We executed tests to evaluate the performance improvement of the controlled shutdown time and the controller reloading time. For both tests, we set up a 5 node ZooKeeper ensemble on different server racks.
In the first test, we set up a Kafka cluster with 5 brokers on different racks. In that cluster, we created 25,000 topics, each with a single partition and 2 replicas, for a total of 50,000 partitions. So, each broker has 10,000 partitions. We then measured the time to do a controlled shutdown of a broker. The results are shown in the table below.
|kafka 1.0.0||kafka 1.1.0|
|controlled shutdown time||6.5 minutes||3 seconds|
A big part of the improvement comes from fixing a logging overhead, which unnecessarily logs all partitions in the cluster every time the leader of a single partition changes. By just fixing the logging overhead, the controlled shutdown time was reduced from 6.5 minutes to 30 seconds. The asynchronous ZooKeeper API change reduced this time further to 3 seconds. These improvements significantly reduce the time to restart a Kafka cluster.

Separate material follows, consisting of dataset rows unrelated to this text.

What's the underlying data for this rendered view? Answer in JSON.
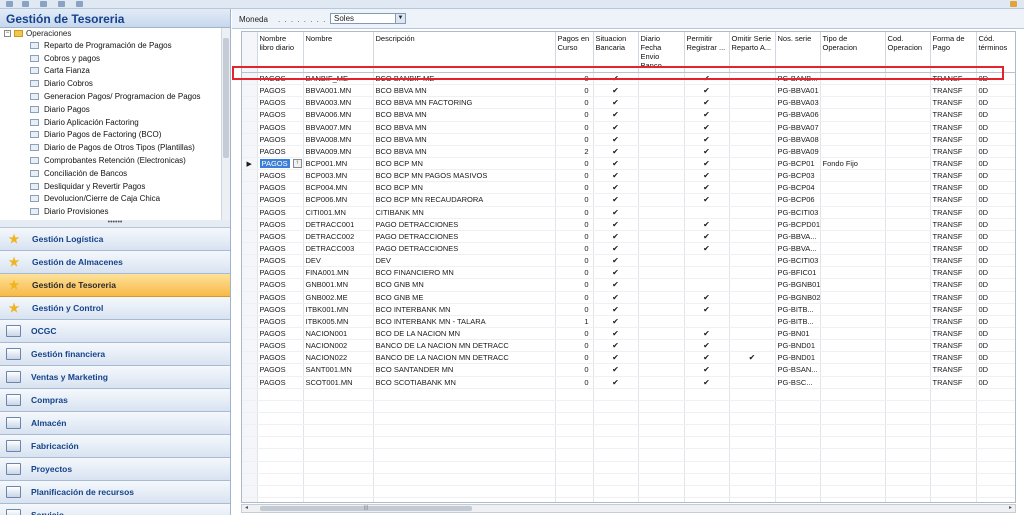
{
  "nav": {
    "title": "Gestión de Tesoreria",
    "tree_root": "Operaciones",
    "tree_items": [
      "Reparto de Programación de Pagos",
      "Cobros y pagos",
      "Carta Fianza",
      "Diario Cobros",
      "Generacion Pagos/ Programacion de Pagos",
      "Diario Pagos",
      "Diario Aplicación Factoring",
      "Diario Pagos de Factoring (BCO)",
      "Diario de Pagos de Otros Tipos (Plantillas)",
      "Comprobantes Retención (Electronicas)",
      "Conciliación de Bancos",
      "Desliquidar y Revertir Pagos",
      "Devolucion/Cierre de  Caja Chica",
      "Diario Provisiones"
    ],
    "splitter": "••••••",
    "modules": [
      {
        "label": "Gestión Logística",
        "icon": "star-icon",
        "active": false
      },
      {
        "label": "Gestión de Almacenes",
        "icon": "star-icon",
        "active": false
      },
      {
        "label": "Gestión de Tesoreria",
        "icon": "star-icon",
        "active": true
      },
      {
        "label": "Gestión y Control",
        "icon": "star-icon",
        "active": false
      },
      {
        "label": "OCGC",
        "icon": "module-icon",
        "active": false
      },
      {
        "label": "Gestión financiera",
        "icon": "module-icon",
        "active": false
      },
      {
        "label": "Ventas y Marketing",
        "icon": "module-icon",
        "active": false
      },
      {
        "label": "Compras",
        "icon": "module-icon",
        "active": false
      },
      {
        "label": "Almacén",
        "icon": "module-icon",
        "active": false
      },
      {
        "label": "Fabricación",
        "icon": "module-icon",
        "active": false
      },
      {
        "label": "Proyectos",
        "icon": "module-icon",
        "active": false
      },
      {
        "label": "Planificación de recursos",
        "icon": "module-icon",
        "active": false
      },
      {
        "label": "Servicio",
        "icon": "module-icon",
        "active": false
      }
    ]
  },
  "filter": {
    "label": "Moneda",
    "dots": ". . . . . . . . .",
    "value": "Soles"
  },
  "grid": {
    "columns": [
      "Nombre libro diario",
      "Nombre",
      "Descripción",
      "Pagos en Curso",
      "Situacion Bancaria",
      "Diario Fecha Envio Banco",
      "Permitir Registrar ...",
      "Omitir Serie Reparto A...",
      "Nos. serie",
      "Tipo de Operacion",
      "Cod. Operacion",
      "Forma de Pago",
      "Cód. términos"
    ],
    "check_glyph": "✔",
    "current_row_glyph": "▶",
    "rows": [
      {
        "libro": "PAGOS",
        "nombre": "BANBIF_ME",
        "desc": "BCO BANBIF ME",
        "curso": "0",
        "sit": true,
        "env": false,
        "perm": true,
        "omit": false,
        "serie": "PG-BANB...",
        "tipo": "",
        "cod": "",
        "forma": "TRANSF",
        "term": "0D"
      },
      {
        "libro": "PAGOS",
        "nombre": "BBVA001.MN",
        "desc": "BCO BBVA MN",
        "curso": "0",
        "sit": true,
        "env": false,
        "perm": true,
        "omit": false,
        "serie": "PG-BBVA01",
        "tipo": "",
        "cod": "",
        "forma": "TRANSF",
        "term": "0D"
      },
      {
        "libro": "PAGOS",
        "nombre": "BBVA003.MN",
        "desc": "BCO BBVA MN FACTORING",
        "curso": "0",
        "sit": true,
        "env": false,
        "perm": true,
        "omit": false,
        "serie": "PG-BBVA03",
        "tipo": "",
        "cod": "",
        "forma": "TRANSF",
        "term": "0D"
      },
      {
        "libro": "PAGOS",
        "nombre": "BBVA006.MN",
        "desc": "BCO BBVA MN",
        "curso": "0",
        "sit": true,
        "env": false,
        "perm": true,
        "omit": false,
        "serie": "PG-BBVA06",
        "tipo": "",
        "cod": "",
        "forma": "TRANSF",
        "term": "0D"
      },
      {
        "libro": "PAGOS",
        "nombre": "BBVA007.MN",
        "desc": "BCO BBVA MN",
        "curso": "0",
        "sit": true,
        "env": false,
        "perm": true,
        "omit": false,
        "serie": "PG-BBVA07",
        "tipo": "",
        "cod": "",
        "forma": "TRANSF",
        "term": "0D"
      },
      {
        "libro": "PAGOS",
        "nombre": "BBVA008.MN",
        "desc": "BCO BBVA MN",
        "curso": "0",
        "sit": true,
        "env": false,
        "perm": true,
        "omit": false,
        "serie": "PG-BBVA08",
        "tipo": "",
        "cod": "",
        "forma": "TRANSF",
        "term": "0D"
      },
      {
        "libro": "PAGOS",
        "nombre": "BBVA009.MN",
        "desc": "BCO BBVA MN",
        "curso": "2",
        "sit": true,
        "env": false,
        "perm": true,
        "omit": false,
        "serie": "PG-BBVA09",
        "tipo": "",
        "cod": "",
        "forma": "TRANSF",
        "term": "0D"
      },
      {
        "libro": "PAGOS",
        "nombre": "BCP001.MN",
        "desc": "BCO BCP MN",
        "curso": "0",
        "sit": true,
        "env": false,
        "perm": true,
        "omit": false,
        "serie": "PG-BCP01",
        "tipo": "Fondo Fijo",
        "cod": "",
        "forma": "TRANSF",
        "term": "0D",
        "current": true
      },
      {
        "libro": "PAGOS",
        "nombre": "BCP003.MN",
        "desc": "BCO BCP MN PAGOS MASIVOS",
        "curso": "0",
        "sit": true,
        "env": false,
        "perm": true,
        "omit": false,
        "serie": "PG-BCP03",
        "tipo": "",
        "cod": "",
        "forma": "TRANSF",
        "term": "0D"
      },
      {
        "libro": "PAGOS",
        "nombre": "BCP004.MN",
        "desc": "BCO BCP MN",
        "curso": "0",
        "sit": true,
        "env": false,
        "perm": true,
        "omit": false,
        "serie": "PG-BCP04",
        "tipo": "",
        "cod": "",
        "forma": "TRANSF",
        "term": "0D"
      },
      {
        "libro": "PAGOS",
        "nombre": "BCP006.MN",
        "desc": "BCO BCP MN RECAUDARORA",
        "curso": "0",
        "sit": true,
        "env": false,
        "perm": true,
        "omit": false,
        "serie": "PG-BCP06",
        "tipo": "",
        "cod": "",
        "forma": "TRANSF",
        "term": "0D"
      },
      {
        "libro": "PAGOS",
        "nombre": "CITI001.MN",
        "desc": "CITIBANK MN",
        "curso": "0",
        "sit": true,
        "env": false,
        "perm": false,
        "omit": false,
        "serie": "PG-BCITI03",
        "tipo": "",
        "cod": "",
        "forma": "TRANSF",
        "term": "0D"
      },
      {
        "libro": "PAGOS",
        "nombre": "DETRACC001",
        "desc": "PAGO DETRACCIONES",
        "curso": "0",
        "sit": true,
        "env": false,
        "perm": true,
        "omit": false,
        "serie": "PG-BCPD01",
        "tipo": "",
        "cod": "",
        "forma": "TRANSF",
        "term": "0D"
      },
      {
        "libro": "PAGOS",
        "nombre": "DETRACC002",
        "desc": "PAGO DETRACCIONES",
        "curso": "0",
        "sit": true,
        "env": false,
        "perm": true,
        "omit": false,
        "serie": "PG-BBVA...",
        "tipo": "",
        "cod": "",
        "forma": "TRANSF",
        "term": "0D"
      },
      {
        "libro": "PAGOS",
        "nombre": "DETRACC003",
        "desc": "PAGO DETRACCIONES",
        "curso": "0",
        "sit": true,
        "env": false,
        "perm": true,
        "omit": false,
        "serie": "PG-BBVA...",
        "tipo": "",
        "cod": "",
        "forma": "TRANSF",
        "term": "0D"
      },
      {
        "libro": "PAGOS",
        "nombre": "DEV",
        "desc": "DEV",
        "curso": "0",
        "sit": true,
        "env": false,
        "perm": false,
        "omit": false,
        "serie": "PG-BCITI03",
        "tipo": "",
        "cod": "",
        "forma": "TRANSF",
        "term": "0D"
      },
      {
        "libro": "PAGOS",
        "nombre": "FINA001.MN",
        "desc": "BCO FINANCIERO MN",
        "curso": "0",
        "sit": true,
        "env": false,
        "perm": false,
        "omit": false,
        "serie": "PG-BFIC01",
        "tipo": "",
        "cod": "",
        "forma": "TRANSF",
        "term": "0D"
      },
      {
        "libro": "PAGOS",
        "nombre": "GNB001.MN",
        "desc": "BCO GNB MN",
        "curso": "0",
        "sit": true,
        "env": false,
        "perm": false,
        "omit": false,
        "serie": "PG-BGNB01",
        "tipo": "",
        "cod": "",
        "forma": "TRANSF",
        "term": "0D"
      },
      {
        "libro": "PAGOS",
        "nombre": "GNB002.ME",
        "desc": "BCO GNB ME",
        "curso": "0",
        "sit": true,
        "env": false,
        "perm": true,
        "omit": false,
        "serie": "PG-BGNB02",
        "tipo": "",
        "cod": "",
        "forma": "TRANSF",
        "term": "0D"
      },
      {
        "libro": "PAGOS",
        "nombre": "ITBK001.MN",
        "desc": "BCO INTERBANK MN",
        "curso": "0",
        "sit": true,
        "env": false,
        "perm": true,
        "omit": false,
        "serie": "PG-BITB...",
        "tipo": "",
        "cod": "",
        "forma": "TRANSF",
        "term": "0D"
      },
      {
        "libro": "PAGOS",
        "nombre": "ITBK005.MN",
        "desc": "BCO INTERBANK MN - TALARA",
        "curso": "1",
        "sit": true,
        "env": false,
        "perm": false,
        "omit": false,
        "serie": "PG-BITB...",
        "tipo": "",
        "cod": "",
        "forma": "TRANSF",
        "term": "0D"
      },
      {
        "libro": "PAGOS",
        "nombre": "NACION001",
        "desc": "BCO DE LA NACION MN",
        "curso": "0",
        "sit": true,
        "env": false,
        "perm": true,
        "omit": false,
        "serie": "PG-BN01",
        "tipo": "",
        "cod": "",
        "forma": "TRANSF",
        "term": "0D"
      },
      {
        "libro": "PAGOS",
        "nombre": "NACION002",
        "desc": "BANCO DE LA NACION MN DETRACC",
        "curso": "0",
        "sit": true,
        "env": false,
        "perm": true,
        "omit": false,
        "serie": "PG-BND01",
        "tipo": "",
        "cod": "",
        "forma": "TRANSF",
        "term": "0D"
      },
      {
        "libro": "PAGOS",
        "nombre": "NACION022",
        "desc": "BANCO DE LA NACION MN DETRACC",
        "curso": "0",
        "sit": true,
        "env": false,
        "perm": true,
        "omit": true,
        "serie": "PG-BND01",
        "tipo": "",
        "cod": "",
        "forma": "TRANSF",
        "term": "0D"
      },
      {
        "libro": "PAGOS",
        "nombre": "SANT001.MN",
        "desc": "BCO SANTANDER MN",
        "curso": "0",
        "sit": true,
        "env": false,
        "perm": true,
        "omit": false,
        "serie": "PG-BSAN...",
        "tipo": "",
        "cod": "",
        "forma": "TRANSF",
        "term": "0D"
      },
      {
        "libro": "PAGOS",
        "nombre": "SCOT001.MN",
        "desc": "BCO SCOTIABANK MN",
        "curso": "0",
        "sit": true,
        "env": false,
        "perm": true,
        "omit": false,
        "serie": "PG-BSC...",
        "tipo": "",
        "cod": "",
        "forma": "TRANSF",
        "term": "0D"
      }
    ],
    "empty_rows": 12
  },
  "scroll": {
    "left": "◂",
    "right": "▸",
    "grip": "|||"
  },
  "colors": {
    "accent": "#15428b",
    "active_module": "#f7b948",
    "highlight": "#e3242b",
    "selection": "#3d7fd6"
  }
}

In the second test, we set up another Kafka cluster with 5 brokers and created 2,000 topics, each with 50 partitions and 1 replica. This makes a total of 100,000 partitions in the whole cluster. We then measured the state reloading time of the controller and observed a 100% improvement (the reloading time dropped from 28 seconds in Kafka 1.0.0 to 14 seconds in Kafka 1.1.0).
With those improvements, how many partitions can one expect to support in Kafka? The exact number depends on factors such as the tolerable unavailability window, ZooKeeper latency, broker storage type, etc. As a rule of thumb, we recommend each broker to have up to 4,000 partitions and each cluster to have up to 200,000 partitions. The main reason for the latter cluster-wide limit is to accommodate for the rare event of a hard failure of the controller as we explained earlier. Note that other considerations related to partitions still apply and one may need some additional configuration tuning with more partitions.
The improvement that we made in 1.1.0 is just one step towards our ultimate goal of making Kafka infinitely scalable. We have also made improvements on latency with more partitions in 1.1.0 and will discuss that in a separate blog. In the near future, we plan to make further improvements to support millions of partitions in a Kafka cluster.
The controller improvement work in Kafka 1.1.0 is a true community effort. Over a period of 9 months, people from 6 different organizations helped out and made this happen. Onur Karaman led the original design, did the core implementation and conducted the performance evaluation. Manikumar Reddy, Prasanna Gautam, Ismael Juma, Mickael Maison, Sandor Murakozi, Rajini Sivaram and Ted Yu each contributed some additional implementation or bug fixes. More details can be found in KAFKA-5642 and KAFKA-5027. A big thank you to all the contributors!